IUL is a type of permanent life insurance that provides a death benefit to your beneficiaries. It offers a cash-value component that can increase over time. You typically want to fund an IUL policy over a series of years, typically five to 10, rather than all at once, to maintain its tax-free status. Unlike many insurance policies that require you to keep paying premiums so the policies don’t lapse, an IUL allows you to adjust or even stop paying premiums if your policy’s cash value is sufficient to support the policy costs.
An IUL can grow the cash value by crediting interest to the policy based on the performance of an external market index, like the S&P 500. The cash-value growth based on the underlying index is subject to caps, floors, and participation rates. The policy is never actually invested in the market or index itself, and it doesn’t lose money due to adverse market performance. However, the policy will deduct fees and interest from policy loans yearly. This will reduce your policy's cash value, especially during years in which no interest is credited. You may be able to minimize some costs in the policy by adjusting different parts of the policy.

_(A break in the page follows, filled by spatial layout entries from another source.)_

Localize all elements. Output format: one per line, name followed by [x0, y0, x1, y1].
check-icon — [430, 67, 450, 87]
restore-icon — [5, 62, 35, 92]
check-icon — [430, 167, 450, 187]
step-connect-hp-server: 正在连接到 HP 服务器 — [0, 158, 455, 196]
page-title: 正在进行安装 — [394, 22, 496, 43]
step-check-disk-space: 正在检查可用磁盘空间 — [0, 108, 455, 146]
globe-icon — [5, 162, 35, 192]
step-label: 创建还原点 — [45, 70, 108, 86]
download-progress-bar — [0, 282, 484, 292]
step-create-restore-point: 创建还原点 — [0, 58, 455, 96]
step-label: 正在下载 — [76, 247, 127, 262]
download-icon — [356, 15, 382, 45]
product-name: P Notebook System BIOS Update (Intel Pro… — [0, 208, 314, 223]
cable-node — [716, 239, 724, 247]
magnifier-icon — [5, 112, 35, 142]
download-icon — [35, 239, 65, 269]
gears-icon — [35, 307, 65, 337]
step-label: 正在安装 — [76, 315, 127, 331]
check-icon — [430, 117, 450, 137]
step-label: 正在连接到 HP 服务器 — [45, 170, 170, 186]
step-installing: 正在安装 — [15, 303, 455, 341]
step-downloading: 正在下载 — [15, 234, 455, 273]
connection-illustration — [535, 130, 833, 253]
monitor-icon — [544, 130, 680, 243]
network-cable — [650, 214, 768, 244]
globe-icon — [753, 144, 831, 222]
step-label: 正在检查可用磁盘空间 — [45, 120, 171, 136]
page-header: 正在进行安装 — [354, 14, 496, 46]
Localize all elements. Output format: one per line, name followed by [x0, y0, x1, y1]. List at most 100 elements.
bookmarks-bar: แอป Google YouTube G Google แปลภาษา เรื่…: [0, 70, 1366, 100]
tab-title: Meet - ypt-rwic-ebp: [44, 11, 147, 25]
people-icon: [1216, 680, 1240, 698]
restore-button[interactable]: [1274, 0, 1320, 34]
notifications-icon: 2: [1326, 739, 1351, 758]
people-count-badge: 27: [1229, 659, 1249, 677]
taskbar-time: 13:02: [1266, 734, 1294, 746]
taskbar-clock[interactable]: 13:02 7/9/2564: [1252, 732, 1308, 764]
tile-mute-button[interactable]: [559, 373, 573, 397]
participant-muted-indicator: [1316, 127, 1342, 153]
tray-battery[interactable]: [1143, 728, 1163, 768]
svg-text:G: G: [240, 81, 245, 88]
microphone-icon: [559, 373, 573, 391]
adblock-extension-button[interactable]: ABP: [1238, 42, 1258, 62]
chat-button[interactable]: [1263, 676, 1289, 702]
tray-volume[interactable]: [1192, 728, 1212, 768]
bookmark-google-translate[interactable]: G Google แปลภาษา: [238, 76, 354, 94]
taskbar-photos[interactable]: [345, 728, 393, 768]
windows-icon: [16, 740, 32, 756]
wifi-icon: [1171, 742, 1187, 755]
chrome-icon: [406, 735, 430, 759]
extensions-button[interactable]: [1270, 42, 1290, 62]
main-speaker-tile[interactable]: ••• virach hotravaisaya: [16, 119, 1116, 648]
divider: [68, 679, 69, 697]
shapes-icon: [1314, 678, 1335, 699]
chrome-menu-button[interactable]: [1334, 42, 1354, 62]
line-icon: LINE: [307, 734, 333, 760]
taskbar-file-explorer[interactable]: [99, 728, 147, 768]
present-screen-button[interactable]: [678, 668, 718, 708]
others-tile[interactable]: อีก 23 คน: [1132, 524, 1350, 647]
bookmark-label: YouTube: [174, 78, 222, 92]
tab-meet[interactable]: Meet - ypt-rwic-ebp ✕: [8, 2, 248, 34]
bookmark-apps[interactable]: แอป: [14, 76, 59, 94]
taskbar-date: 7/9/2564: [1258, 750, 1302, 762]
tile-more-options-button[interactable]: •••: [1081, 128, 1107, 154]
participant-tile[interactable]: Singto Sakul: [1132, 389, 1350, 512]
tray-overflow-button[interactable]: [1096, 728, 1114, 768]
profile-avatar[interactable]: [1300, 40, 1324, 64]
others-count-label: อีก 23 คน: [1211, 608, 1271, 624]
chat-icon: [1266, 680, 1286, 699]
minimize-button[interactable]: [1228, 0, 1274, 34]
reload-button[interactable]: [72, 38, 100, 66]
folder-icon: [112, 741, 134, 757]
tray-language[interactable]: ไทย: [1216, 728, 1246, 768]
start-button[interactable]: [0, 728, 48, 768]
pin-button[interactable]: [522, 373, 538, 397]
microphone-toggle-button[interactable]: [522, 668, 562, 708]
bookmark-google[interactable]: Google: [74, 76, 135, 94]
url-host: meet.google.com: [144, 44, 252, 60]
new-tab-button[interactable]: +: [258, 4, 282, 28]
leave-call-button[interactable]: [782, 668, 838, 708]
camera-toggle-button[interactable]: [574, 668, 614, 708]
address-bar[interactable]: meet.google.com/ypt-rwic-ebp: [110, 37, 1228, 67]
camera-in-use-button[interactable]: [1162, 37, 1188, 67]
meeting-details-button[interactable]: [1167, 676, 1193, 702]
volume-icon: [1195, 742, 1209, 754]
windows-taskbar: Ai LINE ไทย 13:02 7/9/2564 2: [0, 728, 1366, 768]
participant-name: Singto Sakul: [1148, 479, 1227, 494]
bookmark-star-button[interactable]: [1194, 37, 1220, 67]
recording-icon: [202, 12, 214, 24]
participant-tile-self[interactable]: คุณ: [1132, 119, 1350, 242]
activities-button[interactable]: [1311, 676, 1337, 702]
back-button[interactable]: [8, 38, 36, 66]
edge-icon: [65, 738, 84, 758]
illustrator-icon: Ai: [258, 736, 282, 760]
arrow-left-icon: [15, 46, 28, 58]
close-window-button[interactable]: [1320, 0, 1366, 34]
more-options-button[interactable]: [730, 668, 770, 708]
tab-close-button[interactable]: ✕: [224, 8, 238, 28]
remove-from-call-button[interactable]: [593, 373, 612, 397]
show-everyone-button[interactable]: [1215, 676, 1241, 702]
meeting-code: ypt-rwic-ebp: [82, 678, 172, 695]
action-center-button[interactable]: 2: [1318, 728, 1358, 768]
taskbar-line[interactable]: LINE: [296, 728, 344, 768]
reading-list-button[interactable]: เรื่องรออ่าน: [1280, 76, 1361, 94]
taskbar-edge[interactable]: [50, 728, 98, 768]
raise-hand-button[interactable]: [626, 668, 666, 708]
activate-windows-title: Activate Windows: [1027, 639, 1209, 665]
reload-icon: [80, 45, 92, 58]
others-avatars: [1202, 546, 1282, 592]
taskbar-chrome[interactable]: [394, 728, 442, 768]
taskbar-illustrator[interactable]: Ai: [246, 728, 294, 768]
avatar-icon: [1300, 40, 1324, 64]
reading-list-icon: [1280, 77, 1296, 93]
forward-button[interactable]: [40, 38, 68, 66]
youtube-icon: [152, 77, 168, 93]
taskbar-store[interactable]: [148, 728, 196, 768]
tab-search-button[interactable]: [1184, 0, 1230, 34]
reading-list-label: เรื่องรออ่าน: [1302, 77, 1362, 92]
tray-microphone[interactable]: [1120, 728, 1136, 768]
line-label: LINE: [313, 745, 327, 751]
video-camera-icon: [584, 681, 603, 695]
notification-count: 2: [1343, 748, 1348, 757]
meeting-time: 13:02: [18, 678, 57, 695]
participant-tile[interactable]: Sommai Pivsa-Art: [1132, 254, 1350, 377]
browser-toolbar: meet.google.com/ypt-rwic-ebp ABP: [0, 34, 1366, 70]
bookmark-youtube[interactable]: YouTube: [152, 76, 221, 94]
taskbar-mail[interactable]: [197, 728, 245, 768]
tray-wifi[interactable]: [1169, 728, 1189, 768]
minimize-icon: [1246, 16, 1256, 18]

For example, after you have funded the policy over several years, you may want to lower the death benefit, assuming you don’t need as much coverage, which should help lower some of the internal insurance costs and hopefully help the cash value of the policy increase over time.
An IUL policy’s cash value may grow based on the gross amount, even if you take out a loan.
Therefore, if your policy has a cash value of $100,000, and you take out $15,000 as a loan, the policy still has a gross amount of $100,0000 because the $15,000 is a loan against the policy, allowing the $15,000 to be tax-free.
Now, let’s say that after a year, the policy earns a 10% interest credit. As a result, the policy's cash value would grow by $10,000, not $8,500, because the interest is based on the gross amount of $100,000 despite the loan.
Reference: Kiplinger (May 31, 2023) “What Is Indexed Universal Life Insurance and How Does It Work?”